Finally I've got something different: I put all the --disable-* switches :
no CPU load , but my GUI is blank and absolutly useless! 
Now I have to play with those switches.


----------



## marcelbonnet (May 18, 2020)

Switch --disable-threaded-compositing  turns the GUI blank and CPU load to 0.

Sounds like is it possible to fix with other switch? I have no idea, yet. I need to eliminate the rest of those --disable-* to discover by brute force.


----------



## shkhln (May 19, 2020)

marcelbonnet said:


> Sounds like is it possible to fix with other switch?
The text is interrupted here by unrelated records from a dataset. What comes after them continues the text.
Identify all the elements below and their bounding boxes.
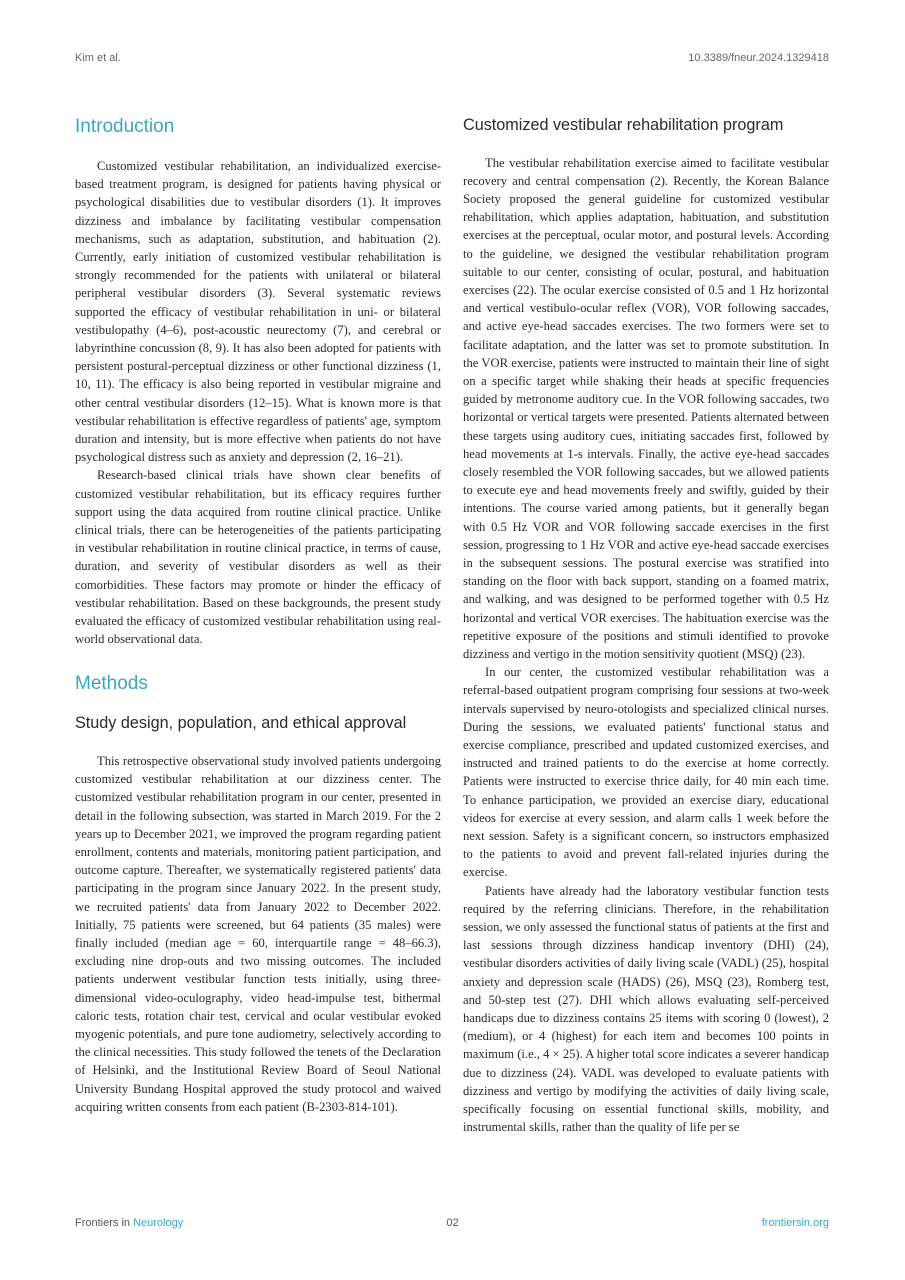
program-paragraph-3: Patients have already had the laboratory vestibular function tests required by the referring clinicians. Therefore, in the rehabilitation session, we only assessed the functional status of patients at the first and last sessions through dizziness handicap inventory (DHI) (24), vestibular disorders activities of daily living scale (VADL) (25), hospital anxiety and depression scale (HADS) (26), MSQ (23), Romberg test, and 50-step test (27). DHI which allows evaluating self-perceived handicaps due to dizziness contains 25 items with scoring 0 (lowest), 2 (medium), or 4 (highest) for each item and becomes 100 points in maximum (i.e., 4 × 25). A higher total score indicates a severer handicap due to dizziness (24). VADL was developed to evaluate patients with dizziness and vertigo by modifying the activities of daily living scale, specifically focusing on essential functional skills, mobility, and instrumental skills, rather than the quality of life per se (463, 883, 829, 1135)
running-header-authors: Kim et al. (75, 52, 121, 64)
study-design-heading: Study design, population, and ethical approval (75, 714, 407, 733)
program-paragraph-1: The vestibular rehabilitation exercise aimed to facilitate vestibular recovery and central compensation (2). Recently, the Korean Balance Society proposed the general guideline for customized vestibular rehabilitation, which applies adaptation, habituation, and substitution exercises at the perceptual, ocular motor, and postural levels. According to the guideline, we designed the vestibular rehabilitation program suitable to our center, consisting of ocular, postural, and habituation exercises (22). The ocular exercise consisted of 0.5 and 1 Hz horizontal and vertical vestibulo-ocular reflex (VOR), VOR following saccades, and active eye-head saccades exercises. The two formers were set to facilitate adaptation, and the latter was set to promote substitution. In the VOR exercise, patients were instructed to maintain their line of sight on a specific target while shaking their heads at specific frequencies guided by metronome auditory cue. In the VOR following saccades, two horizontal or vertical targets were presented. Patients alternated between these targets using auditory cues, initiating saccades first, followed by head movements at 1-s intervals. Finally, the active eye-head saccades closely resembled the VOR following saccades, but we allowed patients to execute eye and head movements freely and swiftly, guided by their intentions. The course varied among patients, but it generally began with 0.5 Hz VOR and VOR following saccade exercises in the first session, progressing to 1 Hz VOR and active eye-head saccade exercises in the subsequent sessions. The postural exercise was stratified into standing on the floor with back support, standing on a foamed matrix, and walking, and was designed to be performed together with 0.5 Hz horizontal and vertical VOR exercises. The habituation exercise was the repetitive exposure of the positions and stimuli identified to provoke dizziness and vertigo in the motion sensitivity quotient (MSQ) (23). (463, 155, 829, 661)
program-paragraph-2: In our center, the customized vestibular rehabilitation was a referral-based outpatient program comprising four sessions at two-week intervals supervised by neuro-otologists and specialized clinical nurses. During the sessions, we evaluated patients' functional status and exercise compliance, prescribed and updated customized exercises, and instructed and trained patients to do the exercise at home correctly. Patients were instructed to exercise thrice daily, for 40 min each time. To enhance participation, we provided an exercise diary, educational videos for exercise at every session, and alarm calls 1 week before the next session. Safety is a significant concern, so instructors emphasized to the patients to avoid and prevent fall-related injuries during the exercise. (463, 665, 829, 880)
intro-paragraph-1: Customized vestibular rehabilitation, an individualized exercise-based treatment program, is designed for patients having physical or psychological disabilities due to vestibular disorders (1). It improves dizziness and imbalance by facilitating vestibular compensation mechanisms, such as adaptation, substitution, and habituation (2). Currently, early initiation of customized vestibular rehabilitation is strongly recommended for the patients with unilateral or bilateral peripheral vestibular disorders (3). Several systematic reviews supported the efficacy of vestibular rehabilitation in uni- or bilateral vestibulopathy (4–6), post-acoustic neurectomy (7), and cerebral or labyrinthine concussion (8, 9). It has also been adopted for patients with persistent postural-perceptual dizziness or other functional dizziness (1, 10, 11). The efficacy is also being reported in vestibular migraine and other central vestibular disorders (12–15). What is known more is that vestibular rehabilitation is effective regardless of patients' age, symptom duration and intensity, but is more effective when patients do not have psychological distress such as anxiety and depression (2, 16–21). (75, 159, 441, 465)
journal-prefix: Frontiers in (75, 1217, 131, 1229)
section-spacer (75, 648, 441, 673)
introduction-heading: Introduction (75, 116, 175, 137)
page-number: 02 (446, 1217, 459, 1229)
running-header-doi[interactable]: 10.3389/fneur.2024.1329418 (688, 52, 829, 64)
right-column (463, 116, 829, 1136)
intro-paragraph-2: Research-based clinical trials have shown clear benefits of customized vestibular rehabilitation, but its efficacy requires further support using the data acquired from routine clinical practice. Unlike clinical trials, there can be heterogeneities of the patients participating in vestibular rehabilitation in routine clinical practice, in terms of cause, duration, and severity of vestibular disorders as well as their comorbidities. These factors may promote or hinder the efficacy of vestibular rehabilitation. Based on these backgrounds, the present study evaluated the efficacy of customized vestibular rehabilitation using real-world observational data. (75, 468, 441, 647)
left-column (75, 116, 441, 1116)
site-link[interactable]: frontiersin.org (761, 1217, 829, 1229)
methods-heading: Methods (75, 673, 148, 695)
study-design-paragraph: This retrospective observational study involved patients undergoing customized vestibular rehabilitation at our dizziness center. The customized vestibular rehabilitation program in our center, presented in detail in the following subsection, was started in March 2019. For the 2 years up to December 2021, we improved the program regarding patient enrollment, contents and materials, monitoring patient participation, and outcome capture. Thereafter, we systematically registered patients' data participating in the program since January 2022. In the present study, we recruited patients' data from January 2022 to December 2022. Initially, 75 patients were screened, but 64 patients (35 males) were finally included (median age = 60, interquartile range = 48–66.3), excluding nine drop-outs and two missing outcomes. The included patients underwent vestibular function tests initially, using three-dimensional video-oculography, video head-impulse test, bithermal caloric tests, rotation chair test, cervical and ocular vestibular evoked myogenic potentials, and pure tone audiometry, selectively according to the clinical necessities. This study followed the tenets of the Declaration of Helsinki, and the Institutional Review Board of Seoul National University Bundang Hospital approved the study protocol and waived acquiring written consents from each patient (B-2303-814-101). (75, 753, 441, 1114)
program-heading: Customized vestibular rehabilitation program (463, 116, 784, 134)
journal-name-link[interactable]: Neurology (133, 1217, 184, 1229)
We don't know if that is an issue with Linuxulator, my workarounds or an application itself. I don't see an easy way to find that out either. It would be interesting to try some other Electron applications for comparison. Any suggestions?


----------



## rootbert (May 19, 2020)

maybe you would like to give a vote at https://techcommunity.microsoft.com/t5/teams-developer/ms-teams-with-freebsd/m-p/1360158


----------



## tanis (Sep 11, 2020)

@marcelbonnet did you make it work, like the full package, audio, video, and screen sharing?


----------



## marcelbonnet (Sep 12, 2020)

No....


----------



## YuryG (Sep 13, 2020)

As far as I can see it, Linux's MS Teams has just build-in variant of Chrome in it.


----------



## break19 (Sep 29, 2020)

Try with this flag, to fix the black screen issue after disabling composite:
`--override-use-software-gl-for-tests`
I was getting a similar black screen for Discord and it seems to work now that I've added this flag, using the above script as a skeleton.


----------



## xtouqh (Sep 29, 2020)

We need newer linux base for a lot of applications now, centos8 or, better yet, ubuntu 18.04 lts, someone?


----------



## trasz@ (Oct 16, 2020)

Already done: https://wiki.freebsd.org/LinuxJails


----------



## twschulz (Oct 19, 2020)

trasz@ said:


> Already done: https://wiki.freebsd.org/LinuxJails


Just wondering. It says 12-Stable on the wiki page. Are the majority of the changes going to be part of 12.2-RELEASE?


----------



## trasz@ (Oct 19, 2020)

Yes.


----------